Conventions CPGE-Universités

Conventions CPGE-Universités

Conventions CPGE-Universités : l’échéance se rapproche


Comme chacun sait, la loi sur l’Enseignement Supérieur et la Recherche votée par le Parlement au printemps 2013 prévoit que les lycées accueillant des classes préparatoires devront signer dès l’an prochain des conventions avec un ou plusieurs établissements d’enseignement supérieur de leur académie. Le contenu de celles-ci est précisé dans l’alinéa suivant, issu d’un amendement du groupe socialiste au Sénat : « La convention prévoit les modalités de mise en oeuvre d’enseignements communs aux formations dispensées par les établissements publics à caractère scientifique, culturel et professionnel et à celles dispensées par les lycées. »

La position sur ce point du SNALC est claire, il a toujours été opposé aux enseignements communs aux universités et aux CPGE, non par esprit corporatiste ou par rejet de principe de tout ce qui provient de l’Université, mais en raison des inconvénients majeurs qui en résulteraient, tant pour les étudiants que pour leurs professeurs.

En effet, la mise en oeuvre d’enseignements communs implique le partage des cours assurés par les professeurs de CPGE avec des universitaires. Il ne s’agit pas ici de repousser des intrus indésirables, mais tout simplement de faire reconnaître le fait que ces professeurs n’ont pas à abandonner une partie de leurs heures, donc de leur salaire, à d’autres enseignants, alors même que le bénéfice pour leurs étudiants n’est nullement avéré.

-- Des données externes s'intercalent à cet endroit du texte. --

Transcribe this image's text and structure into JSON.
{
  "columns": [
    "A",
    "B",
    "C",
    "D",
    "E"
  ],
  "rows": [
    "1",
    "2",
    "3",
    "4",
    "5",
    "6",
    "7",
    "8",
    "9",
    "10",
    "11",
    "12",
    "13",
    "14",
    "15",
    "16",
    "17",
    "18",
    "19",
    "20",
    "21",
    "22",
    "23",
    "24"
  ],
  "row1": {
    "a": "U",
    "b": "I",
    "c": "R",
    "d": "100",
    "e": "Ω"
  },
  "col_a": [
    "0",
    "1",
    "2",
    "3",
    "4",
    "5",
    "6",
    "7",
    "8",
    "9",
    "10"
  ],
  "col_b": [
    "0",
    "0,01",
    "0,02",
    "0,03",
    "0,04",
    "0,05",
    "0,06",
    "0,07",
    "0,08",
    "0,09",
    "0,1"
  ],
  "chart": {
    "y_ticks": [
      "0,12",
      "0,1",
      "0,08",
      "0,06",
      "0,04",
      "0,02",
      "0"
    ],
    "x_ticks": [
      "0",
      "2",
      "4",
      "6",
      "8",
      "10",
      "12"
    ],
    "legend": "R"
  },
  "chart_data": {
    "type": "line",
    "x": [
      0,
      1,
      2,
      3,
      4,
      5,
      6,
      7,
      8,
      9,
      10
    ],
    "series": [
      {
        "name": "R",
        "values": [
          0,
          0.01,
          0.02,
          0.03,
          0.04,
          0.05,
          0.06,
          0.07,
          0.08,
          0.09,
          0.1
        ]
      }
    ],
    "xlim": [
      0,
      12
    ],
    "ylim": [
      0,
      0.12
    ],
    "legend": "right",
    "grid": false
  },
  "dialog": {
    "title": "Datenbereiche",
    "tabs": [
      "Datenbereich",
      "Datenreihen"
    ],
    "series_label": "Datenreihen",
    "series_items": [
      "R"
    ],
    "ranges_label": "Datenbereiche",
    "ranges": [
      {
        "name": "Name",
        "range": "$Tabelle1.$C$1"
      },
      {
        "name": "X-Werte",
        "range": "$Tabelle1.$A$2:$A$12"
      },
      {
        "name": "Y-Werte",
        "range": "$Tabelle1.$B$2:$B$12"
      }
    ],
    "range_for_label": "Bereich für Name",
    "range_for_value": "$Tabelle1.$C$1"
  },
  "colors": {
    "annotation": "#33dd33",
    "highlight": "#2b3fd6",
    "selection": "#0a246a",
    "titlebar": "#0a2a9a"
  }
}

Inutile de revenir ici sur les différences fondamentales de fonctionnement entre les CPGE et les universités. Il suffit de redire que la mise en oeuvre d’enseignements communs introduirait une rupture dans le principe d’égalité des candidats devant les concours.

Quant à l’initiation à la recherche, on peut d’ores et déjà constater que des liens ont été tissés entre l’Université et les classes préparatoires. D’abord en raison de la proportion croissante d’agrégés docteurs parmi les professeurs de ces classes, ensuite par la mise en place des TIPE qui sont souvent le cadre de rencontres avec des enseignants-chercheurs, la mutualisation d’équipements ou de laboratoires, l’organisation de journées d’étude consacrées aux programmes renouvelés chaque année ou de conférences en partenariat avec les établissements d’enseignement supérieur. Les conventions à venir pourront largement se baser sur ces expériences et s’en inspirer afin de prendre en compte les spécificités de ces deux voies de formation supérieure et de respecter leur cohérence.

Comme la fonction principale des CPGE est de préparer leurs étudiants à des concours, c’est avec les préparations aux concours assurées par les universités qu’elles ont le plus de points communs. Une prise de contact des étudiants de classes préparatoires, notamment littéraires, avec ces préparations pourrait donner de la perspective à leur formation. Réciproquement, des étudiants préparant le CAPES ou l’agrégation pourraient tirer profit de la fréquentation de cours de spécialité de Khâgne, en leur donnant l’occasion de consolider leurs bases disciplinaires.

Par ailleurs, ces étudiants bénéficient désormais fréquemment d’un accès direct en master s’ils ont redoublé leur deuxième année (« cubé ») de manière profitable, souvent après avoir passé un examen complémentaire dans une discipline de Licence qu’ils auront peu ou pas suivie. La convention pourrait prévoir que des universitaires assurent une préparation à ces examens sous forme d’un module concentré sur la fin de l’année scolaire.

Enfin, si la convention prévoit que les étudiants de CPGE doivent s’acquitter de droits d’inscription universitaires, elle doit aussi prévoir qu’ils ont accès à tous les services pédagogiques de l’université, notamment les bibliothèques et les cours en ligne en rapport avec la filière dans laquelle ils sont inscrits.

En tous les cas, il nous semble que ces conventions doivent respecter autant que faire se peut les principes suivants:
pas d’attribution d’une partie des enseignements de CPGE à des enseignants extérieurs,
pas d’augmentation excessive de la quantité de travail requise des étudiants,
limitation au strict nécessaire des déplacements des étudiants de CPGE sur d’autres sites pour minimiser la perte de temps et les dépenses liées au transport.

Le SNALC demandera au ministère de l’Enseignement Supérieur et de la Recherche que le comité de concertation et de suivi des classes préparatoires aux grandes écoles définisse un cadre pour les conventions respectant les principes ci-dessus et soit chargé d’observer leur mise en place et leur fonctionnement.